Valproic acid (VPA) has been recently investigated for its anticancer properties in different tumors, including malignant gliomas. The aim of the present work was to evaluate the effects of VPA, alone or in combination with other chemotherapeutic drugs, on in vitro growth of human glioma cell lines. A172, U373, U138, U87, and SW1783 were treated with VPA alone or in combination with mitoxantrone, etoposide, or 1,3-bis(2-chloroethyl)-1-nitrosourea (BCNU). The effects of treatments on cell growth were assessed with crystal violet staining and analyzed using the combination index (CI).
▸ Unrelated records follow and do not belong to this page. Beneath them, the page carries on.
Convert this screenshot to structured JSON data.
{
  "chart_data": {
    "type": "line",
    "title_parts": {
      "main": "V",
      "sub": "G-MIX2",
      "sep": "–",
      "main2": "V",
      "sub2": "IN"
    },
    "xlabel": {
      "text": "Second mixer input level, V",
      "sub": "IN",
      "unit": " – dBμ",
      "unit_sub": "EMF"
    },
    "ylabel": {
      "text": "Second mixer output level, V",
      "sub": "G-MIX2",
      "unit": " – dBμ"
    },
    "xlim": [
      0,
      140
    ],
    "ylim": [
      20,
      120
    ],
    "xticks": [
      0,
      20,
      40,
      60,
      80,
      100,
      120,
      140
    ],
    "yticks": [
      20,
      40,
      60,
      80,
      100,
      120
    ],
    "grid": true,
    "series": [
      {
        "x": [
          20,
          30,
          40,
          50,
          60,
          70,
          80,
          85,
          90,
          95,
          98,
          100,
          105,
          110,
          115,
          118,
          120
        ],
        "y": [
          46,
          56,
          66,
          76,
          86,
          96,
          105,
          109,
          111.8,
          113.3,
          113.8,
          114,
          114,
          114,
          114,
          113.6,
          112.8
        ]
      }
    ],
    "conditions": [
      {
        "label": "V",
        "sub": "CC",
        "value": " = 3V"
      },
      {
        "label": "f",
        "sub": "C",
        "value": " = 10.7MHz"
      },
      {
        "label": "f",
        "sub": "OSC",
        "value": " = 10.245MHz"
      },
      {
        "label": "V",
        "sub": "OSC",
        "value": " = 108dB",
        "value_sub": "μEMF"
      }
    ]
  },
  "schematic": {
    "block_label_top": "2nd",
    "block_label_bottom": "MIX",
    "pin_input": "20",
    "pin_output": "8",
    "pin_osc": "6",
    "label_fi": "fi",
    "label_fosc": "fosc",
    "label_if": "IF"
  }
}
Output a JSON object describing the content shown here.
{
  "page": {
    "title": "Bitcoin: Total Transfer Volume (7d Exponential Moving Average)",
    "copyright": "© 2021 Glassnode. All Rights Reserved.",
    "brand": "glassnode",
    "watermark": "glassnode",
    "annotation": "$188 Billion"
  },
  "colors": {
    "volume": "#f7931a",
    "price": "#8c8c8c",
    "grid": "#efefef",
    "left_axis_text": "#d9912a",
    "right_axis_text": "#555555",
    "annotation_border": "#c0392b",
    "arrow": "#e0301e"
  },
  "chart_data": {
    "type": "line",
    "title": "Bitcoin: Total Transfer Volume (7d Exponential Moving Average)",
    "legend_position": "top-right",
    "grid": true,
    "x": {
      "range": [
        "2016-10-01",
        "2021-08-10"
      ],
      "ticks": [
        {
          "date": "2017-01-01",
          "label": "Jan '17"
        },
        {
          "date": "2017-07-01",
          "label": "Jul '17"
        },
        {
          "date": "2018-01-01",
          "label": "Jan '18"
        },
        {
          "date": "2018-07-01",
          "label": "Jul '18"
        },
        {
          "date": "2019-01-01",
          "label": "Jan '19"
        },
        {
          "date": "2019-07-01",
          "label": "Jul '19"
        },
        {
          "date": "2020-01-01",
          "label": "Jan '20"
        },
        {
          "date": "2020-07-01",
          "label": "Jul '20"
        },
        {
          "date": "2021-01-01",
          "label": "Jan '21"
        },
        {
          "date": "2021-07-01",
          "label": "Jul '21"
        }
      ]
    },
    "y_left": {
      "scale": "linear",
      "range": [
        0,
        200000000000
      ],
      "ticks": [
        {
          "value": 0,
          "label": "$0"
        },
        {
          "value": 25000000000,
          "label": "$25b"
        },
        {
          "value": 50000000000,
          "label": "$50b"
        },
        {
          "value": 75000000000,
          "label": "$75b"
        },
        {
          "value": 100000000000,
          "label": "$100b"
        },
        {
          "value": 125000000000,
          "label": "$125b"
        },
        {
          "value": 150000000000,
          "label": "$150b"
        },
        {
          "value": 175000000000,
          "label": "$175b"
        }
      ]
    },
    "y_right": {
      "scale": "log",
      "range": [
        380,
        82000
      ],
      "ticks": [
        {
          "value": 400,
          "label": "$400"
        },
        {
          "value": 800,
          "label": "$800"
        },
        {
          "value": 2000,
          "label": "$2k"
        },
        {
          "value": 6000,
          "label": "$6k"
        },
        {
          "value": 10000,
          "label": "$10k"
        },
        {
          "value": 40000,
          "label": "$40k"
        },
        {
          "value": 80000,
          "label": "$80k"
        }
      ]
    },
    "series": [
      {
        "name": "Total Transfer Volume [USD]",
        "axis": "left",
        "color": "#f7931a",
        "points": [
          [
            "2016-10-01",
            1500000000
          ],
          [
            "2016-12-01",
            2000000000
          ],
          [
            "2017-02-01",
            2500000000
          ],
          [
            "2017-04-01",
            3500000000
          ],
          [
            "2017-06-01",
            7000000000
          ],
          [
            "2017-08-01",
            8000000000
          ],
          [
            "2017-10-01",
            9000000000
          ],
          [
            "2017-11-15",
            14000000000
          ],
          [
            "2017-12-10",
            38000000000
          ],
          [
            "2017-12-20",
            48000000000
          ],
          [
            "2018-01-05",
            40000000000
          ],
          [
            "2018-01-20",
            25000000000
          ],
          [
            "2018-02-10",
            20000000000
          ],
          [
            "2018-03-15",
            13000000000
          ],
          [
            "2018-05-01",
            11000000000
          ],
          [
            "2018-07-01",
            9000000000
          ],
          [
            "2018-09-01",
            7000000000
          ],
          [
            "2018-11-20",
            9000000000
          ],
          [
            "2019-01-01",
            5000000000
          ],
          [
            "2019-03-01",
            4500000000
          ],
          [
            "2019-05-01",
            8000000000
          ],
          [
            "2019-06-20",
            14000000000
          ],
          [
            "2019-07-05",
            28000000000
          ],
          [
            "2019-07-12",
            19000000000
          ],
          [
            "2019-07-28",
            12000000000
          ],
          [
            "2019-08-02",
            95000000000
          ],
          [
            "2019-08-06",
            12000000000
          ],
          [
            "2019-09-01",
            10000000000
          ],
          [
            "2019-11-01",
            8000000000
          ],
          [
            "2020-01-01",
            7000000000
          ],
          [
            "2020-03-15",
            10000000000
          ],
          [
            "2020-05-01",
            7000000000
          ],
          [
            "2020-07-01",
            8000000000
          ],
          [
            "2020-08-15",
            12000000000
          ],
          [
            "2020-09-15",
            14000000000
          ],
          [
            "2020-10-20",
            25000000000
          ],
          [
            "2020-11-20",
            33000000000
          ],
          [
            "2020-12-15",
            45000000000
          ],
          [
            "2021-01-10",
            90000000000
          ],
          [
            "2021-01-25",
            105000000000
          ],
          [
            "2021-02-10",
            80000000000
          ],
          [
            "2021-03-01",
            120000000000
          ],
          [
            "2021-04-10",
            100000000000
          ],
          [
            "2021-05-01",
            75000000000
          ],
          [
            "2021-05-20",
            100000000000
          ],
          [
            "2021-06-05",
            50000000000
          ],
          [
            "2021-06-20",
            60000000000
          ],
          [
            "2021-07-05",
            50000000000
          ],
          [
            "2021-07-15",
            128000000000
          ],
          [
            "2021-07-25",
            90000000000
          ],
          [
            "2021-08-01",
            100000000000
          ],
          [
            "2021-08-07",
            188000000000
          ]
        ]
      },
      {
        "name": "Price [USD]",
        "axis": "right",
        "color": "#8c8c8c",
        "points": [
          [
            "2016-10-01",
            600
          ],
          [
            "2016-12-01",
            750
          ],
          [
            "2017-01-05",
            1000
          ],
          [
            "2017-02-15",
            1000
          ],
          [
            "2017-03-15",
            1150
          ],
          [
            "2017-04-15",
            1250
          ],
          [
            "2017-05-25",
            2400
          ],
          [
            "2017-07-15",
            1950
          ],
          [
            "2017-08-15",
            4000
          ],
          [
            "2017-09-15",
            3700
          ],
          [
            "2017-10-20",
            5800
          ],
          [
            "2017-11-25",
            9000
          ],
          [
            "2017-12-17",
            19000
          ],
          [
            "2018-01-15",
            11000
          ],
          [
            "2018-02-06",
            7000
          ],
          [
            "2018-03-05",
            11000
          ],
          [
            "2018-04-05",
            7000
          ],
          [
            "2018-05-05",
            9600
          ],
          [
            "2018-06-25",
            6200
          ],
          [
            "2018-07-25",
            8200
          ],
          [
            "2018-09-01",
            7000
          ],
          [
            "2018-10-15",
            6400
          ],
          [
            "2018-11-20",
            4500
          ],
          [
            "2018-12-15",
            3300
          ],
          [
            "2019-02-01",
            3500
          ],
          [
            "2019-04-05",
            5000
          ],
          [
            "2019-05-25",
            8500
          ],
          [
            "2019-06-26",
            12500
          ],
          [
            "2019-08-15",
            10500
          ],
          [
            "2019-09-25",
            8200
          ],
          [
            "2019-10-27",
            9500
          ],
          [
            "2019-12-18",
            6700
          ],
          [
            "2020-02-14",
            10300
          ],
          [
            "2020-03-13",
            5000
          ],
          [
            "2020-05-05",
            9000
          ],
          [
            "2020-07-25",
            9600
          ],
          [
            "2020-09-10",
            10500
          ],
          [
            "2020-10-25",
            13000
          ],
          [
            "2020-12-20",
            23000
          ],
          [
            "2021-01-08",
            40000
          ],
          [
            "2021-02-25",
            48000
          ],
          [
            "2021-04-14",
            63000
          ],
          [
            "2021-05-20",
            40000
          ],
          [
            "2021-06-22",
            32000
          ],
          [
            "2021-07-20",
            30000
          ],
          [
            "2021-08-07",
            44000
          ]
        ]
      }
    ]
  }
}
The percentage of apoptotic cells and the DNA content for cell cycle phases detection were also investigated by flow cytometry. Despite a certain variability, glioma cell lines were rather resistant to the drugs tested. Addition of VPA decreased the IC50 of the chemotherapeutic agents in all cell lines tested. This effect was more evident with BCNU. The synergic effect of the association of VPA and BCNU was related to an increased block of cell cycle with accumulation in S-G(2)/M phases of cell cycle rather than an increased programmed cell death. In our experimental model, VPA showed anticancer properties per se on human glioma cell lines and our data support the hypothesis that, if used in association with conventional chemotherapy, it might improve the effects of single chemotherapeutic agents.